At first, Poilievre tried to brush it off as a joke, saying a “liberal heckler” must have shown up. Then he pushed back saying he’d never heard Akin interrupt the prime minister this way. Finally, Poilievre capitulated under pressure and agreed he’d allow two questions from the media. He then restarted his speech without further interruption.
No doubt Akin was being rude. He was hounded by viewers and later put out a statement on Twitter: “Lots of readers/viewers called me about today’s Parliament Hill presser. Many said I was rude and disrespectful to @PierrePoilievre. I agree. I’m sorry for that. We all want politicians to answer questions — but there are better ways of making that point.”
There definitely were better ways to make the point.

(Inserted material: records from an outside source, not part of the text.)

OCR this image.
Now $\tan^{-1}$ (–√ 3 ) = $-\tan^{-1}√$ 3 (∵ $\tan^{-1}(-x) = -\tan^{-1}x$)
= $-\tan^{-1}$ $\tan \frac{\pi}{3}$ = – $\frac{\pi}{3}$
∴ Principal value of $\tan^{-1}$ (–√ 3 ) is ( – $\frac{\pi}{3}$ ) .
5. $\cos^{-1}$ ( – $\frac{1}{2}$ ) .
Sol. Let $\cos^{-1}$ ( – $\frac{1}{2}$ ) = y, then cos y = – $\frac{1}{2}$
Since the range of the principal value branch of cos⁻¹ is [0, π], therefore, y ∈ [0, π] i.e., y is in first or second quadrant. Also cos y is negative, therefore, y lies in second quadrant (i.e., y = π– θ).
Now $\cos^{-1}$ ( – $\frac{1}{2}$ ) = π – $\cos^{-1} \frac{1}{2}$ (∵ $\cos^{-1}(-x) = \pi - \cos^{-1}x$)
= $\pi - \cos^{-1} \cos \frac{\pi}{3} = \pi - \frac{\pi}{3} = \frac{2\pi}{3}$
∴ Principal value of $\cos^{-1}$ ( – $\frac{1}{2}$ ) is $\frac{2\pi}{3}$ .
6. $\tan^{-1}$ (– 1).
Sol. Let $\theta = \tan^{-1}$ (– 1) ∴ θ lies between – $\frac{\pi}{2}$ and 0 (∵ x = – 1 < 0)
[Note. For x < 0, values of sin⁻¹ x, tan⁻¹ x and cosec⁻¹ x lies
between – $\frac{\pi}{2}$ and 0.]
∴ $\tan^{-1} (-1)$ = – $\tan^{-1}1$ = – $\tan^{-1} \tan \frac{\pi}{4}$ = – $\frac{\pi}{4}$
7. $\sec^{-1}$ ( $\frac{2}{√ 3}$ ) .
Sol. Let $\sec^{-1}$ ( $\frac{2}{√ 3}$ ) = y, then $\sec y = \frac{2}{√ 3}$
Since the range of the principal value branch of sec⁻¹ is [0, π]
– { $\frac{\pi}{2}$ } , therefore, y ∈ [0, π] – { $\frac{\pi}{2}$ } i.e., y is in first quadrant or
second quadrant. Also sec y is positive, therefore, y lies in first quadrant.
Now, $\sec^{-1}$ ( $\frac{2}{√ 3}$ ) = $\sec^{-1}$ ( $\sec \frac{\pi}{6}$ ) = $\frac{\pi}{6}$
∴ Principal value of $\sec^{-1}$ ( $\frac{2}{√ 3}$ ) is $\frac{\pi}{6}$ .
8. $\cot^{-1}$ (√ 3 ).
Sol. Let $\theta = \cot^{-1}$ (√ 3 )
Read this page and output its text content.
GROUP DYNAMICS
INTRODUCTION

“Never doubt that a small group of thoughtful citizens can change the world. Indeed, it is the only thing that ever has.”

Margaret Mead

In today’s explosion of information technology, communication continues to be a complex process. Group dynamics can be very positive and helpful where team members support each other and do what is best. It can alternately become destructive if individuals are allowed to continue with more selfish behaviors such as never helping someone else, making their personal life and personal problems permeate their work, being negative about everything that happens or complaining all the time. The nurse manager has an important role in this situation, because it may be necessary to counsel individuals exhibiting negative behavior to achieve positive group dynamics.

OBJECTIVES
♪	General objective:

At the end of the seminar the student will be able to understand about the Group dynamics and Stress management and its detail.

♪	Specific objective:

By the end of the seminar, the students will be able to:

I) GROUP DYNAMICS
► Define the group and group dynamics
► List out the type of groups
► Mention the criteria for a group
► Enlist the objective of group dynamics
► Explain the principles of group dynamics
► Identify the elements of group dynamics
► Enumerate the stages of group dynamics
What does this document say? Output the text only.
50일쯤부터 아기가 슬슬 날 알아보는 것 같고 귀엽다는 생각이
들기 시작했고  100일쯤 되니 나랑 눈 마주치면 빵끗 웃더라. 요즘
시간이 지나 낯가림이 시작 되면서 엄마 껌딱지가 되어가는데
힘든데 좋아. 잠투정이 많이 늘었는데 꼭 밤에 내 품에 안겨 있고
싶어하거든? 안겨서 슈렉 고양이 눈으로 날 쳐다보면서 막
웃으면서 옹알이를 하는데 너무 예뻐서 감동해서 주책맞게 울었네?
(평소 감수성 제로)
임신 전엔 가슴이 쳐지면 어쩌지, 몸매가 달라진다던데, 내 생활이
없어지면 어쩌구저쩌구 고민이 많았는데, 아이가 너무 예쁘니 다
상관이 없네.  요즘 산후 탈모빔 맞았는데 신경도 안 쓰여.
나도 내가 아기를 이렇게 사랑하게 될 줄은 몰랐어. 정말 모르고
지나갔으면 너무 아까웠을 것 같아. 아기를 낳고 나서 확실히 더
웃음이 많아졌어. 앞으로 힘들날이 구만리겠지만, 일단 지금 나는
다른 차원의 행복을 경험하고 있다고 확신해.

Perhaps all the media should have turned off their cameras and walked out.
Worse still, a tweet by Anthony Koch, Poilievre’s press secretary, alleged Akin “told me to tell Conservative Leader Pierre Poilievre to go f–k himself.”
Since then Toronto Star Columnist Bruce Arthur has reported that 'sources in the room' heard it differently.
In fact, Akin told Koch, “We’re not his f------ stenographers. And you can tell him that.”
Opinion: You don’t get to cheat citizens in a democracy by holding a “press conference” where you muzzle the press and expect us to play along, writes Karyn Pugliese.
CNO has now been able to independently confirm the statement as reported by The Star is correct.
It may still be that any reporter dropping an F-bomb to a source should have their mouth washed out with soap. Mothers across Canada can settle the debate on manners later.
For now, while I don’t love his overly combative approach, we should not miss the point of what triggered Akin. I won’t defend his actions, but I will defend his sentiment.
Who the hell calls a press conference, then tells reporters they can’t ask questions?
It’s right in the words: P-R-E-S-S conference.
Dear politicians, if you want to reach the public without the media, you’re free to open a Facebook page or post more of your spicy attack ads to YouTube. Maybe suck up a few million taxpayers' dollars to fund a PR “war room” like Jason Kenney and if your voters keep coming back, more power to you. You can even launch your own news site like Doug Ford did.
However, there are still citizens in this democracy who invest their time and money to support a free press. They want journalists to represent them, to seek truth and demand accountability.
That’s right, if you want access to media platforms, public accountability is the price of entry.
You don’t get to cheat citizens in a democracy by holding a “press conference” where you muzzle the press and expect us to play along.
Mr. Poilievre, welcome to the first day of leadership class.